Interestingly, the symptomatic THA cohort showed greater impingement than the HRA cohort, contradicting the original hypothesis that more impingement would be observed in the HRA due to the use of larger cups. Current explanations of this finding suggest that iliopsoas tendonitis and impingement are three-dimensional problems, not merely related to the prominence of the cup when measured on a 2D axial slice of a CT scan. Therefore, further study is needed to understand the incidence of iliopsoas tendonitis after both types of hip arthroplasty.

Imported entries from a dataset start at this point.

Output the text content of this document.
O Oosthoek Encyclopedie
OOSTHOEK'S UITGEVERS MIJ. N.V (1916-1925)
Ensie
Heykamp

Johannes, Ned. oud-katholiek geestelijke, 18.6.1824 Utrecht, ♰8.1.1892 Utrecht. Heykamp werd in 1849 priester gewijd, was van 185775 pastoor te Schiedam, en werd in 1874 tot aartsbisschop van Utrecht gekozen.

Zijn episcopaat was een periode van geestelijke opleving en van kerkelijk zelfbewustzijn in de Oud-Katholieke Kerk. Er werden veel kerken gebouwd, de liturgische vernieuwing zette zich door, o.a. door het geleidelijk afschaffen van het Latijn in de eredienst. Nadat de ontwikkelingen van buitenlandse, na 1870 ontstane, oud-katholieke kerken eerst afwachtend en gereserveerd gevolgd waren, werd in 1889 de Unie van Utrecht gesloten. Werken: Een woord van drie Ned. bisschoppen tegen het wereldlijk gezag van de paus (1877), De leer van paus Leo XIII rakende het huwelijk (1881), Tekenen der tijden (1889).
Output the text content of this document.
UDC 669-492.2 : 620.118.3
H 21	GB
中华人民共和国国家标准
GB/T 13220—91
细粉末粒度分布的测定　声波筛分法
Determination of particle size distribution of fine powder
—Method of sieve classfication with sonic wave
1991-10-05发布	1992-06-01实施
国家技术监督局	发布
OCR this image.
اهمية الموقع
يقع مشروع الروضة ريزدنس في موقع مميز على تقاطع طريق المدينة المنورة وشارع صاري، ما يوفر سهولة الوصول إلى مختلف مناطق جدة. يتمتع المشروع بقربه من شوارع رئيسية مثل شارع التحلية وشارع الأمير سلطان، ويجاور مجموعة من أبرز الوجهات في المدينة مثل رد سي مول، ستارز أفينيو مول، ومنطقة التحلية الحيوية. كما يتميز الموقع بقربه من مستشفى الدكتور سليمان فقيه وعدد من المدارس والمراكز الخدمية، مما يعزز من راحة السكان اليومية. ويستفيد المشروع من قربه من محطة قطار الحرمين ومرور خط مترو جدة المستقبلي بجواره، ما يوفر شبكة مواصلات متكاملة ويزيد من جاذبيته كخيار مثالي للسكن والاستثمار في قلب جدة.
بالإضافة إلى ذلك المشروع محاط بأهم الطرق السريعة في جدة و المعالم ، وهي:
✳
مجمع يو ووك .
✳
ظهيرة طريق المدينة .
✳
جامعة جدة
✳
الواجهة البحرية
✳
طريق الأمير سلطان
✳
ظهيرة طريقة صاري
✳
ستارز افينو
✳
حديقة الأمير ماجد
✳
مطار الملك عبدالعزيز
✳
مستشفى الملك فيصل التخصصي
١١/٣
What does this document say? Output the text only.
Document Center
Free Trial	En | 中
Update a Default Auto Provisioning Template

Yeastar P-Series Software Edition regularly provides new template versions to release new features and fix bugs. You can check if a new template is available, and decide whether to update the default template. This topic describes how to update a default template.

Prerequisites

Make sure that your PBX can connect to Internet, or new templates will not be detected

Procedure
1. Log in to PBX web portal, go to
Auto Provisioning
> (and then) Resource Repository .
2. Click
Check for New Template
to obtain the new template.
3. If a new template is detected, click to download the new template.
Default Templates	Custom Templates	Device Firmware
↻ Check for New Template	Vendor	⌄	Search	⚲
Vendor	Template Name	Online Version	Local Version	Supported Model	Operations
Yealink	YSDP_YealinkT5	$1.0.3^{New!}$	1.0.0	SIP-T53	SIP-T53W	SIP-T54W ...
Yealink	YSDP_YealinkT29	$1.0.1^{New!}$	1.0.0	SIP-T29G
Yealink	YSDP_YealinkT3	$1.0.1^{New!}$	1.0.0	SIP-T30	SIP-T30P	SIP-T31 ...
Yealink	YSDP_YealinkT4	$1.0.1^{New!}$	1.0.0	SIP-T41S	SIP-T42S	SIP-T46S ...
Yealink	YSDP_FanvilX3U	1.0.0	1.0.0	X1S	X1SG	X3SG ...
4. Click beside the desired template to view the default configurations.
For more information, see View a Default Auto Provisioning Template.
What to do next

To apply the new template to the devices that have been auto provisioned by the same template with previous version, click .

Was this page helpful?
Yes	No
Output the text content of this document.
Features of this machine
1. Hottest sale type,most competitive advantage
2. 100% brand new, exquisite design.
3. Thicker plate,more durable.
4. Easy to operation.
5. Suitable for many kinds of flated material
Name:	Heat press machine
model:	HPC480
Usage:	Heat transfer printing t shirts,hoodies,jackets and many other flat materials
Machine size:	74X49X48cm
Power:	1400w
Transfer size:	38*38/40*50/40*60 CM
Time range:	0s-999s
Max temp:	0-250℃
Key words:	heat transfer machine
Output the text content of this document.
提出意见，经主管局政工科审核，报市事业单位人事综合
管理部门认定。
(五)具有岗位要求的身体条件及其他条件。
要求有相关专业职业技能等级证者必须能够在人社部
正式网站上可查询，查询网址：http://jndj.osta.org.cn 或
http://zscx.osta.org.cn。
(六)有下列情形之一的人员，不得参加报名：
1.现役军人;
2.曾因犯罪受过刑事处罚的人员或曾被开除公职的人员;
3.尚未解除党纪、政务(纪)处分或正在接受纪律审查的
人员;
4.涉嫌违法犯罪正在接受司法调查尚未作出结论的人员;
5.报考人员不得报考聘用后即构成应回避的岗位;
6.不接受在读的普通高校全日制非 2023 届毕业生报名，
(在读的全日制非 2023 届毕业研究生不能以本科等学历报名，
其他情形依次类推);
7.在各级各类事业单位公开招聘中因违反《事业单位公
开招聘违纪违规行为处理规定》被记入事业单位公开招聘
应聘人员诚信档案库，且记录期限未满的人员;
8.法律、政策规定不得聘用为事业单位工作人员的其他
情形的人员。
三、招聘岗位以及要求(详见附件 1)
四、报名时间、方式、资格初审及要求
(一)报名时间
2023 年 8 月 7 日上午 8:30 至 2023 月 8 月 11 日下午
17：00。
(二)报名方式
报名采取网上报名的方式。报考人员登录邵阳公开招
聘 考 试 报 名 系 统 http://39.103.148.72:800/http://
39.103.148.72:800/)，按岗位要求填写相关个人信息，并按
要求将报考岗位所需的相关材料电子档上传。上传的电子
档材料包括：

The study also highlighted the multicausal nature of iliopsoas tendonitis, with two symptomatic patients showing no impingement (referred to as "false negatives"). For one of these patients, the availability of a preoperative CT scan allowed for the reconstruction of the preoperative bony anatomy in Simpleware software and the simulation of a representation of the iliopsoas. The analysis found that the iliopsoas had been lengthened by about 5 mm from preoperative to postoperative states, potentially through anteriorisation of the prosthetic femoral head, which may have been leading to pain and irritation. The sample sizes in the current studies are not large enough to draw any conclusions, and future research should explore additional factors behind iliopsoas tendonitis across larger cohorts, considering factors like age, gender, and activity level.
This study was novel for providing insight into the level of anterior cup exposure observed in HRA patients diagnosed with iliopsoas tendonitis. The simulation has the potential to be used as part of a 3D preoperative templating workflow to assist in optimizing cup orientation and positioning.